What it is. A plug-and-play framework for diffusion transformer models that gives you real font control over generated text. You feed it a font, and it conditions the model to match that typographic style while keeping the letters legible. Under the hood it uses a dual encoder, DeepFont and DINOv2 together, to represent fonts, plus hierarchical token structures that tie typography to image content at multiple levels of detail. It slots into existing diffusion transformer architectures without retraining the base model.
Why it matters. Anyone who has tried to get a diffusion model to render a specific typeface knows the problem: push for stylistic fidelity and the text turns to mush, settle for readability and the font is a rough guess at best. That tradeoff has made generated text with real typographic intent essentially unusable for professional work. FontFusion is an attempt to close that gap at the architecture level rather than through prompting or post-processing tricks.

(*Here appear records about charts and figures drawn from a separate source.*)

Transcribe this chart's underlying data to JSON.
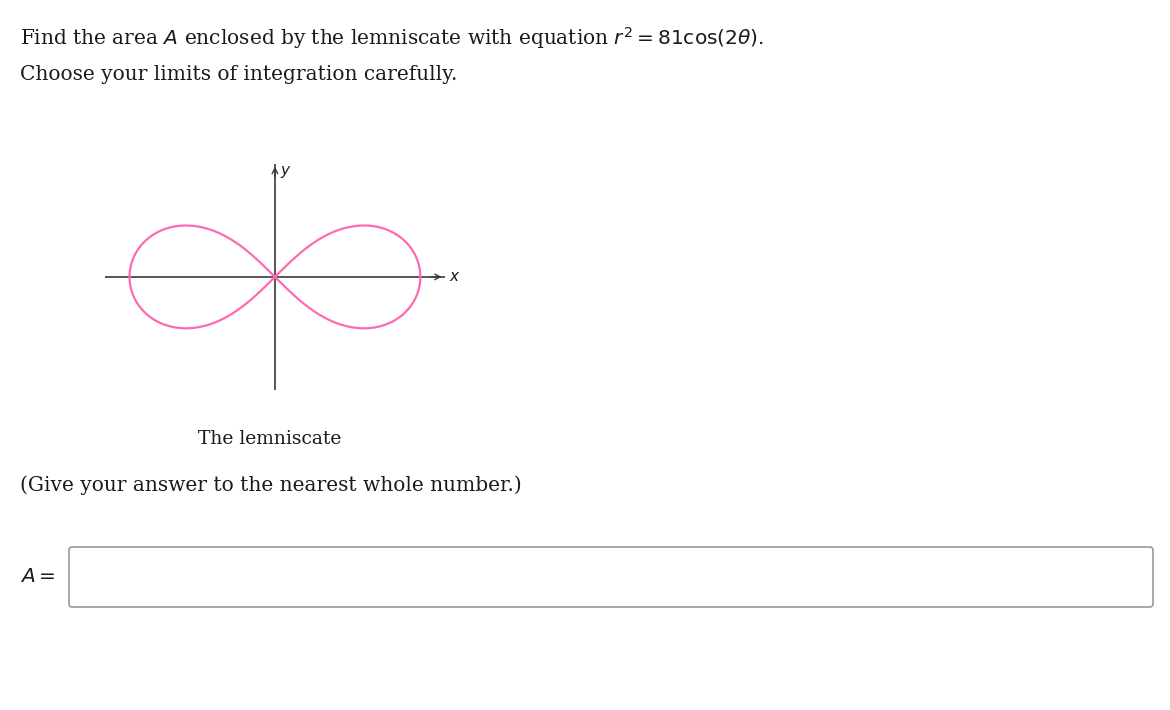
{
  "line1": "Find the area $A$ enclosed by the lemniscate with equation $r^2 = 81\\cos(2\\theta)$.",
  "line2": "Choose your limits of integration carefully.",
  "caption": "The lemniscate",
  "give_answer": "(Give your answer to the nearest whole number.)",
  "A_label": "$A =$",
  "lemniscate_color": "#FF69B4",
  "axis_color": "#3a3a3a",
  "text_color": "#1a1a1a",
  "background_color": "#ffffff",
  "lemniscate_linewidth": 1.6,
  "axis_linewidth": 1.2,
  "fontsize_main": 14.5,
  "fontsize_caption": 13.5
}
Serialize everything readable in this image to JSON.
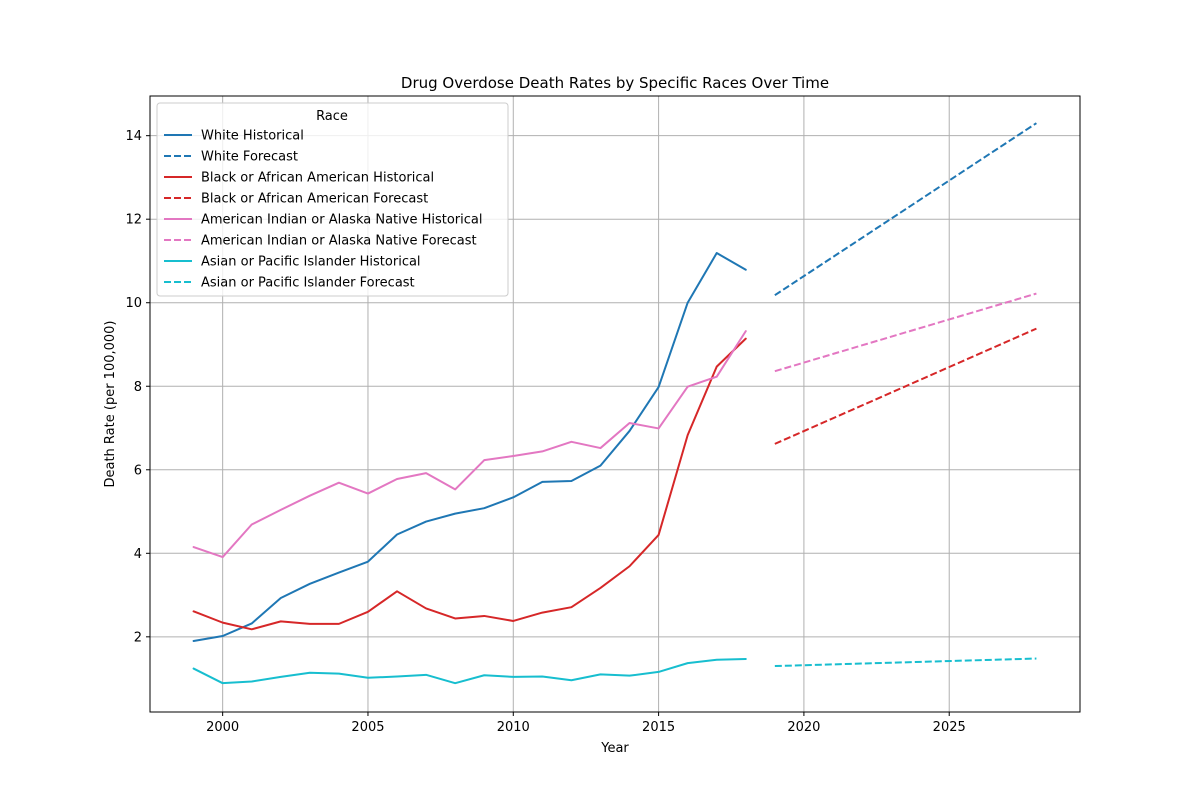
{
  "chart_data": {
    "type": "line",
    "title": "Drug Overdose Death Rates by Specific Races Over Time",
    "xlabel": "Year",
    "ylabel": "Death Rate (per 100,000)",
    "xlim": [
      1997.5,
      2029.5
    ],
    "ylim": [
      0.2,
      14.95
    ],
    "x_ticks": [
      2000,
      2005,
      2010,
      2015,
      2020,
      2025
    ],
    "y_ticks": [
      2,
      4,
      6,
      8,
      10,
      12,
      14
    ],
    "grid": true,
    "legend": {
      "title": "Race",
      "placement": "top-left"
    },
    "series": [
      {
        "name": "White Historical",
        "color": "#1f77b4",
        "style": "solid",
        "x": [
          1999,
          2000,
          2001,
          2002,
          2003,
          2004,
          2005,
          2006,
          2007,
          2008,
          2009,
          2010,
          2011,
          2012,
          2013,
          2014,
          2015,
          2016,
          2017,
          2018
        ],
        "y": [
          1.9,
          2.02,
          2.32,
          2.93,
          3.27,
          3.54,
          3.8,
          4.45,
          4.76,
          4.95,
          5.08,
          5.34,
          5.71,
          5.73,
          6.1,
          6.93,
          7.98,
          10.0,
          11.19,
          10.79
        ]
      },
      {
        "name": "White Forecast",
        "color": "#1f77b4",
        "style": "dashed",
        "x": [
          2019,
          2028
        ],
        "y": [
          10.18,
          14.3
        ]
      },
      {
        "name": "Black or African American Historical",
        "color": "#d62728",
        "style": "solid",
        "x": [
          1999,
          2000,
          2001,
          2002,
          2003,
          2004,
          2005,
          2006,
          2007,
          2008,
          2009,
          2010,
          2011,
          2012,
          2013,
          2014,
          2015,
          2016,
          2017,
          2018
        ],
        "y": [
          2.61,
          2.34,
          2.18,
          2.37,
          2.31,
          2.31,
          2.6,
          3.09,
          2.68,
          2.44,
          2.5,
          2.38,
          2.58,
          2.71,
          3.17,
          3.69,
          4.44,
          6.83,
          8.47,
          9.14
        ]
      },
      {
        "name": "Black or African American Forecast",
        "color": "#d62728",
        "style": "dashed",
        "x": [
          2019,
          2028
        ],
        "y": [
          6.62,
          9.38
        ]
      },
      {
        "name": "American Indian or Alaska Native Historical",
        "color": "#e377c2",
        "style": "solid",
        "x": [
          1999,
          2000,
          2001,
          2002,
          2003,
          2004,
          2005,
          2006,
          2007,
          2008,
          2009,
          2010,
          2011,
          2012,
          2013,
          2014,
          2015,
          2016,
          2017,
          2018
        ],
        "y": [
          4.15,
          3.91,
          4.69,
          5.04,
          5.38,
          5.69,
          5.43,
          5.78,
          5.92,
          5.53,
          6.23,
          6.33,
          6.44,
          6.67,
          6.52,
          7.12,
          6.99,
          7.99,
          8.23,
          9.32
        ]
      },
      {
        "name": "American Indian or Alaska Native Forecast",
        "color": "#e377c2",
        "style": "dashed",
        "x": [
          2019,
          2028
        ],
        "y": [
          8.36,
          10.22
        ]
      },
      {
        "name": "Asian or Pacific Islander Historical",
        "color": "#17becf",
        "style": "solid",
        "x": [
          1999,
          2000,
          2001,
          2002,
          2003,
          2004,
          2005,
          2006,
          2007,
          2008,
          2009,
          2010,
          2011,
          2012,
          2013,
          2014,
          2015,
          2016,
          2017,
          2018
        ],
        "y": [
          1.24,
          0.89,
          0.93,
          1.04,
          1.14,
          1.12,
          1.02,
          1.05,
          1.09,
          0.89,
          1.08,
          1.04,
          1.05,
          0.96,
          1.1,
          1.07,
          1.16,
          1.37,
          1.45,
          1.47
        ]
      },
      {
        "name": "Asian or Pacific Islander Forecast",
        "color": "#17becf",
        "style": "dashed",
        "x": [
          2019,
          2028
        ],
        "y": [
          1.3,
          1.48
        ]
      }
    ]
  }
}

What is new here. The dual-encoder approach is the key finding. The paper tested font embedding strategies systematically and found that combining DeepFont and DINOv2 outperformed either alone for typography tasks, which is not obvious and worth knowing. The hierarchical token representation builds explicit relationships between text and font at multiple granularities, and position-aware embeddings create spatial bindings so the style stays tied to where the text actually sits in the image. The paper reports a 76% relative improvement on decorative fonts over single-encoder baselines and font consistency gains in the 68 to 76 percent range over unconditioned models. It does not require retraining existing models, which matters for how quickly this could be adopted.